Барнабас ткнул в него скрюченным пальцем.

– Вот об этом и речь, – произнес он. – Вы не можете избавиться от этого, даже если сами хотите – от убежденности, что это вы задаете здесь вопросы и устанавливаете правила.

– Но они и правда устанавливают правила, – вставил Кит.

– Кит, – процедил Джулиан, – ты только хуже делаешь.

– Один мой друг недавно пропал, – проговорил Барнабас. – Некто Малкольм Фейд. Есть что сказать по этому поводу?

По толпе у колдуна за спиной пронесся тихий ропот. Джулиан сжал и разжал кулаки. Будь он здесь в одиночку, он бы не беспокоился – он мог без особого труда выбраться из толпы и добежать до машины. Но с необходимостью прикрывать Кита это было бы уже сложнее.

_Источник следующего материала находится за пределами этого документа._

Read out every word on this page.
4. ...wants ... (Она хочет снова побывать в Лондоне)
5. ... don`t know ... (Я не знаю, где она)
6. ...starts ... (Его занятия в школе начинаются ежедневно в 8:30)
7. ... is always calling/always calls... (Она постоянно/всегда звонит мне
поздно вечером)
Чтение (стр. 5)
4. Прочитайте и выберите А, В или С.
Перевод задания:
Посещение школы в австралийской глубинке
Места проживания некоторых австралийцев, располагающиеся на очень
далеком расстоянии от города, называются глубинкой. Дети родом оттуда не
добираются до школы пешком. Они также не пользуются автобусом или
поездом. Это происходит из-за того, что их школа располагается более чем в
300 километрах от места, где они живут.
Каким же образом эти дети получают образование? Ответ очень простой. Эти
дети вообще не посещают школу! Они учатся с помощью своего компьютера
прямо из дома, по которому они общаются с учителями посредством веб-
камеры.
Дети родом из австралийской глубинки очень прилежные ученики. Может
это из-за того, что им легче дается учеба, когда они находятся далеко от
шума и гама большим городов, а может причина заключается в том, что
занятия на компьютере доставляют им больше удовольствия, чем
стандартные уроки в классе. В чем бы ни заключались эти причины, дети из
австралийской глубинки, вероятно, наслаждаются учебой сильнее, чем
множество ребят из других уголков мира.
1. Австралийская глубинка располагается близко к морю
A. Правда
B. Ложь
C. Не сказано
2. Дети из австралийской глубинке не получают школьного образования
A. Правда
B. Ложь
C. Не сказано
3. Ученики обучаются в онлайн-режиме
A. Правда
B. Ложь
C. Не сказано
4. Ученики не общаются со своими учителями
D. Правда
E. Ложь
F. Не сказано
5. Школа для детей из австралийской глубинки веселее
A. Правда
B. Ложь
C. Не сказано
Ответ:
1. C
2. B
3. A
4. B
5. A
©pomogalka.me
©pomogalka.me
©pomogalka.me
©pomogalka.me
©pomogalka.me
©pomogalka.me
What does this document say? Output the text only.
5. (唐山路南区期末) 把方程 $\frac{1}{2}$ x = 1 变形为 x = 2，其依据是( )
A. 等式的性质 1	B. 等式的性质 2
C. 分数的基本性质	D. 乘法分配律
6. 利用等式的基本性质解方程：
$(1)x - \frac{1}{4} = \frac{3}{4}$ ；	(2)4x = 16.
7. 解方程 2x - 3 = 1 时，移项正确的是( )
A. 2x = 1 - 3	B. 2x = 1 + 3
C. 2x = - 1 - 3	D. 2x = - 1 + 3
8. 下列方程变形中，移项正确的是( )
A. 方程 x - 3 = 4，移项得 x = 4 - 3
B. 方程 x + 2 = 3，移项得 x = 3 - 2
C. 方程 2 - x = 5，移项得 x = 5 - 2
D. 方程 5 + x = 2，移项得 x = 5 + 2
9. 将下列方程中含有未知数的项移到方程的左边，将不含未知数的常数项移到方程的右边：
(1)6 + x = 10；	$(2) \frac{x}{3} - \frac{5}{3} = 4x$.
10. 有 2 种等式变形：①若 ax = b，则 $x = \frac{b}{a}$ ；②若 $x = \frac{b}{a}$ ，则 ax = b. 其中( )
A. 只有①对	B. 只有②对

– Видите? – грозно спросил Барнабас. – Нам известно немало ваших тайн. Я знаю, что случилось с Малкольмом.

– А вы знаете, что он сделал? – спросил Джулиан. Малкольм был серийным убийцей. Он убивал не только простецов, но и обитателей Нижнего мира. И уж конечно, в его смерти следовало винить не Блэкторнов. – Знаете, почему это с ним случилось?

– Я вижу только очередного жителя Нижнего мира, убитого нефилимами. А еще Ансельма Найтшейда, который попал за решетку за то, что лишь попытался прибегнуть к обыкновенной магии. А дальше что? – Он плюнул себе под ноги. – Возможно, когда-то я и терпел на базаре Сумеречных охотников и охотно принимал их деньги. Но это время прошло.

Маг перевел взгляд на Кита.

– Уходи, – велел он. – И забирай с собой своего приятеля-нефилима.

– Он мне не приятель, – заявил Кит. – И я не такой, как они! Я такой же, как вы…

Барнабас покачал головой. Гиацинт, сомкнув синие пальцы под подбородком, следила за ними во все глаза.

– Темные времена грядут для Сумеречных охотников, – произнес Барнабас. – Ужасные. Сила их будет сокрушена, мощь – втоптана в грязь, и кровь их, как вода, наполнит все реки мира.

– С меня довольно, – прервал его Джулиан. – Хватит его пугать.

– Вы заплатите за Холодный мир, – проговорил колдун. – Тьма грядет, и с твоей стороны, Кристофер Эрондейл, мудро было бы послушаться совета и держаться подальше от Институтов и Сумеречных охотников. Скрывайся, как скрывался твой отец, а до него – отец твоего отца. Только так ты избежишь опасности.

– Откуда ты знаешь, кто я? – возмутился Кит. – Откуда тебе известно мое настоящее имя?

Джулиан впервые слышал, чтобы Кит признал имя Эрондейлов своим настоящим именем.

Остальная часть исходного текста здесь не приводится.